An unsecured 16TB MongoDB database containing 4.3 billion professional records was discovered, posing a significant risk for large-scale AI-driven social engineering attacks. The database included LinkedIn-style data.

The FBI issued a warning about a new scam where criminals manipulate online photos to create fake "proof-of-life" images for virtual kidnapping scams. These involve criminals posing as kidnappers, demanding ransom, and using altered images.

A maximum severity vulnerability in Apache Tika, tracked as CVE-2025-66516 (CVSS score of 10.0), allows XML external entity attacks. The vulnerability lets attackers trigger an XXE injection in Apache Tika’s core, PDF, and parser modules.

The "Contagious Interview" campaign, linked to North Korean threat actors, has expanded with the addition of 197 new malicious npm packages. This campaign targets software developers in the crypto and Web3 sectors.

RomCom malware, linked to Russian military intelligence unit GRU Unit 29155, has been observed using the SocGholish fake browser update framework to deliver a Mythic C2 agent, targeting a U.S. civil engineering firm with ties to Ukraine.

Harvard University has disclosed a data breach targeting its Alumni Affairs and Development systems, caused by a vishing attack. It led to the unauthorized access of sensitive contact and biographical information of university affiliates.

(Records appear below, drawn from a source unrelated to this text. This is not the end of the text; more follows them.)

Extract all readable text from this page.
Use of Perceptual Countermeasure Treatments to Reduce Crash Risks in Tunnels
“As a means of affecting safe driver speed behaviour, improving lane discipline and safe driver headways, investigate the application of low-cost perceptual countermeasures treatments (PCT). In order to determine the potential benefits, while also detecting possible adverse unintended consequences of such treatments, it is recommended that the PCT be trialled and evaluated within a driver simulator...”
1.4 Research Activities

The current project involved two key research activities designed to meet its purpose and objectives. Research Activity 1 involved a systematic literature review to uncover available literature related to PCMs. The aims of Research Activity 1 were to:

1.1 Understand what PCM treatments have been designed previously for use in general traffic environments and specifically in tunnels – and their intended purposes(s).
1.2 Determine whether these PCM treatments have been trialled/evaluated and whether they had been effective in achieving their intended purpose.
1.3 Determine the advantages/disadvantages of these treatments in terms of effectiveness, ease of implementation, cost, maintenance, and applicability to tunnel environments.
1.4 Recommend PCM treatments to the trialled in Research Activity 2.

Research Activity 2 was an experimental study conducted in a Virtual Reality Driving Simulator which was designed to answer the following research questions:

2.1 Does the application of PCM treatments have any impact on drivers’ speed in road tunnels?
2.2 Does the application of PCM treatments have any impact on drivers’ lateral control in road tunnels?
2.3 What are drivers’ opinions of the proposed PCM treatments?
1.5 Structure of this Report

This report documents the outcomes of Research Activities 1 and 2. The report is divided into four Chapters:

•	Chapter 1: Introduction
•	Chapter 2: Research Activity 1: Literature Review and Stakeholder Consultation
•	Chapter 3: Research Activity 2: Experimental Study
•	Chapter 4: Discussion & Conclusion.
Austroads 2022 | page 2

A data breach has affected Italy’s national railway operator, Ferrovie dello Stato Italiane, following a successful cyberattack on its digital services provider, Almaviva. Threat actors claim to have exfiltrated 2.3 TB of highly sensitive info.

Google’s Mandiant researchers spotted threat actors exploiting a now-patched Triofox flaw, tracked as CVE-2025-12480 that allows them to bypass authentication to upload and run remote access tools via the platform’s antivirus feature.

SonicWall has confirmed that a September 2025 security breach involving its MySonicWall cloud backup service was the result of a sophisticated attack by a state-sponsored threat actor.

A coordinated international law enforcement operation has led to the arrest of nine individuals across Cyprus, Spain, and Germany for their involvement in laundering over €600 million through fraudulent cryptocurrency investment schemes.